The hill mynas are popular cage birds, renowned for their ability to imitate speech. The widely
distributed common hill myna is the one most frequently seen in aviculture. Demand outstrips
captive breeding capacity, so they are rarely found in pet stores and usually purchased directly
from breeders or importers who can certify the birds are traded legally.[citation needed]

This species is widely distributed and locally common, and if adult stocks are safeguarded, it is
able to multiply quickly. On a worldwide scale, the IUCN thus considers the common hill myna
a Species of Least Concern. But in the 1990s, nearly 20,000 wild-caught birds, mostly adults and
juveniles, were brought into trade each year. In the central part of its range, G. r. intermedia
populations have declined markedly, especially in Thailand, which supplied much of the thriving
Western market. Its neighbor countries, from where exports were often limited due to political or
military reasons, nevertheless supplied a burgeoning domestic demand, and demand in the entire
region continues to be very high. In 1992, Thailand had the common hill myna put on CITES
Appendix III, to safeguard its stocks against collapsing. In 1997, at the request of the
Netherlands and the Philippines, the species was uplisted to CITES Appendix II. The Andaman
and Nicobar Islands subspecies G. r. andamanensis and (if valid) G. r. halibrecta, described as
"exceedingly common" in 1874, qualified as Near Threatened in 1991. The former is not at all
common anymore in the Nicobar Islands and the latter—if distinct—has a very limited range.[8]
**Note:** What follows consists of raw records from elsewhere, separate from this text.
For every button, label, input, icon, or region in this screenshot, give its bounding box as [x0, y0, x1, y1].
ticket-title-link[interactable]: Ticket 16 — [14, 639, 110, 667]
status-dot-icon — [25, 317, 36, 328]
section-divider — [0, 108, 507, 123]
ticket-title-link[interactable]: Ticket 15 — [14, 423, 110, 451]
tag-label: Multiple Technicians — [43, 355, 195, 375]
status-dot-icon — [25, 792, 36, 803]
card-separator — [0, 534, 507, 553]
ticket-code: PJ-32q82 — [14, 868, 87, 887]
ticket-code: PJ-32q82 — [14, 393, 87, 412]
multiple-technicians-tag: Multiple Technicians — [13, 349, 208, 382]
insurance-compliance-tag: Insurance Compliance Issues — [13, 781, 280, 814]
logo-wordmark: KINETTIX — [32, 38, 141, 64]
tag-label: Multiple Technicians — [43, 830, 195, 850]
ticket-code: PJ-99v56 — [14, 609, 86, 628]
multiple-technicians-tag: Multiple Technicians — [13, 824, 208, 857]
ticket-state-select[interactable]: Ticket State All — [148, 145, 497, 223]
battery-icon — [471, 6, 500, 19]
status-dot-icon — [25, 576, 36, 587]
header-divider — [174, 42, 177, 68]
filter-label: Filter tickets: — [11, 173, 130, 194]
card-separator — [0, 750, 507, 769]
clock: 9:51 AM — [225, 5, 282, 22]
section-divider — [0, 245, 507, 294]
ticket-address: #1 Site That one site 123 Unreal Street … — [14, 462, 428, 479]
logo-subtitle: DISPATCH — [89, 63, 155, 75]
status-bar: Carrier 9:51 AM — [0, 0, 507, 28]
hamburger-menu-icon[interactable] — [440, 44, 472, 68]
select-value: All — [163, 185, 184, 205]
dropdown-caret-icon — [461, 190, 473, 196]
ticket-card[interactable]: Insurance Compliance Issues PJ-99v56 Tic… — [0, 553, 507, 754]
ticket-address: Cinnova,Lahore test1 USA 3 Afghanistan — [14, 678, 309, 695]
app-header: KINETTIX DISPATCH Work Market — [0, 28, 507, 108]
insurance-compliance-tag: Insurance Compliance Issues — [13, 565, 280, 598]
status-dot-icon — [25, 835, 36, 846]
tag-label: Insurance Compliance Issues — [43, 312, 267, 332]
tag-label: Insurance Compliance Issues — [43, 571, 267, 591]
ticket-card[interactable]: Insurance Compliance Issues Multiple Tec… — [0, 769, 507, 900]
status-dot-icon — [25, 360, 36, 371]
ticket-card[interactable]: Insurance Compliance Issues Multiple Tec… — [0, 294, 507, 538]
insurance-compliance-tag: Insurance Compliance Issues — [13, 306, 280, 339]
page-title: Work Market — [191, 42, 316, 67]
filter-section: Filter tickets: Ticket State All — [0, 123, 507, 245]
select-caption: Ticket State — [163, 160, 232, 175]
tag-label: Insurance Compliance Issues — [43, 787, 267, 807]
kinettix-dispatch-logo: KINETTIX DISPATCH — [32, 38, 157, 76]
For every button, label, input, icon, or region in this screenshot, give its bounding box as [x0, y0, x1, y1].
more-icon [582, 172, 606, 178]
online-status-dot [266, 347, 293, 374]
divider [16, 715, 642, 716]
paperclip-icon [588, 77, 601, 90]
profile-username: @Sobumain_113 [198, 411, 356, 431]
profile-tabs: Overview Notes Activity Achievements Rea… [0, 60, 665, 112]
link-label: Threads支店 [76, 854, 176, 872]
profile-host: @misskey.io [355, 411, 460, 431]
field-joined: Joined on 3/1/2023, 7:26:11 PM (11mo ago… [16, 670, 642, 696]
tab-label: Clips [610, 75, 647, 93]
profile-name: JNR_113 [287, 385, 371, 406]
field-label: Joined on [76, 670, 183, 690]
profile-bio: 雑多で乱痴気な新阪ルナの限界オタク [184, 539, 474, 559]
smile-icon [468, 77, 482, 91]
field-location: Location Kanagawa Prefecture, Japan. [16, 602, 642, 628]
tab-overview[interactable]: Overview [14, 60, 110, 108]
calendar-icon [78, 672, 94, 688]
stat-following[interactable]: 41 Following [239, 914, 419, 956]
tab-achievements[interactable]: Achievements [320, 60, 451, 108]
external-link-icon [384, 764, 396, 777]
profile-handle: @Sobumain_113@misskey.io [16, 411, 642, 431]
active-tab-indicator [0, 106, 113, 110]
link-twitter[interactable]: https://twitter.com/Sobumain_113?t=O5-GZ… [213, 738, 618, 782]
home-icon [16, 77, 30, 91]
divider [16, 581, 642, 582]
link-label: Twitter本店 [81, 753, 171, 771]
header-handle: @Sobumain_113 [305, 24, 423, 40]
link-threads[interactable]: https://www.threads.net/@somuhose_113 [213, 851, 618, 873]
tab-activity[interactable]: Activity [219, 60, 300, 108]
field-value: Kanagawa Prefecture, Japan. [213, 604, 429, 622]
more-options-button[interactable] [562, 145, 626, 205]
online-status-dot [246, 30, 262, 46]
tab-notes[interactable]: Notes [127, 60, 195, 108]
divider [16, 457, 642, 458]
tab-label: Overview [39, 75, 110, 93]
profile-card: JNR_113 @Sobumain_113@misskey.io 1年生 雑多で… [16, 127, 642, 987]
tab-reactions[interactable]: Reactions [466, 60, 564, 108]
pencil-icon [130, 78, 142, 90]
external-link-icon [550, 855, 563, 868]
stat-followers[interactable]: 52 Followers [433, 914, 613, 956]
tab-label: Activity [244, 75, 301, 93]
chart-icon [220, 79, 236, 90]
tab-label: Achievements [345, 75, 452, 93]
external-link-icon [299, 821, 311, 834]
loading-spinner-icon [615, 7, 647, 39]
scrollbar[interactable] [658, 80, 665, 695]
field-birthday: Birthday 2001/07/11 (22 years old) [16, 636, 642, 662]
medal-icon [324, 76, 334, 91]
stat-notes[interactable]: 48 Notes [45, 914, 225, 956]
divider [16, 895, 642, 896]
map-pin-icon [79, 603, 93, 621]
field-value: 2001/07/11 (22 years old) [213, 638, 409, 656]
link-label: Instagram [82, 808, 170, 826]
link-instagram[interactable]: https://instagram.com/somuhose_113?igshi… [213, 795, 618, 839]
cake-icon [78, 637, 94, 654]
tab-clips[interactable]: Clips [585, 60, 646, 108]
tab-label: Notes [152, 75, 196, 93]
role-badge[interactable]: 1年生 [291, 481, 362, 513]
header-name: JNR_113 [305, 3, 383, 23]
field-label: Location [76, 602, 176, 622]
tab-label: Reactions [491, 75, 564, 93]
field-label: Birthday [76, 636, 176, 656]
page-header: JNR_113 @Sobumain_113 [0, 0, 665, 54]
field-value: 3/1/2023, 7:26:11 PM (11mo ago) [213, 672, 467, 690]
Elsewhere, such as on the Philippines and in Laos, the decline has been more localized. It is also
becoming increasingly rare in the regions of northeastern India due to capture of fledged birds
for the illegal pet trade. In the Garo Hills region, however, the locals make artificial nests of a
split-bamboo framework covered with grass, and put them up in accessible positions in tall trees
in a forest clearing or at the edge of a small village to entice the mynas to breed there. The
villagers are thus able to extract the young at the proper time for easy hand-rearing, making
common hill myna farming a profitable, small-scale cottage industry. It helps to preserve the
environment, because the breeding birds are not removed from the population, while habitat
destruction is curtailed because the mynas will desert areas of extensive logging and prefer more
natural forest to plantations. As the mynas can be somewhat of a pest of fruit trees when too
numerous, an additional benefit to the locals is the inexpensive means of controlling the myna
population: failing stocks can be bolstered by putting out more nests than can be harvested, while
the maximum proportion of nestlings are taken when the population becomes too large.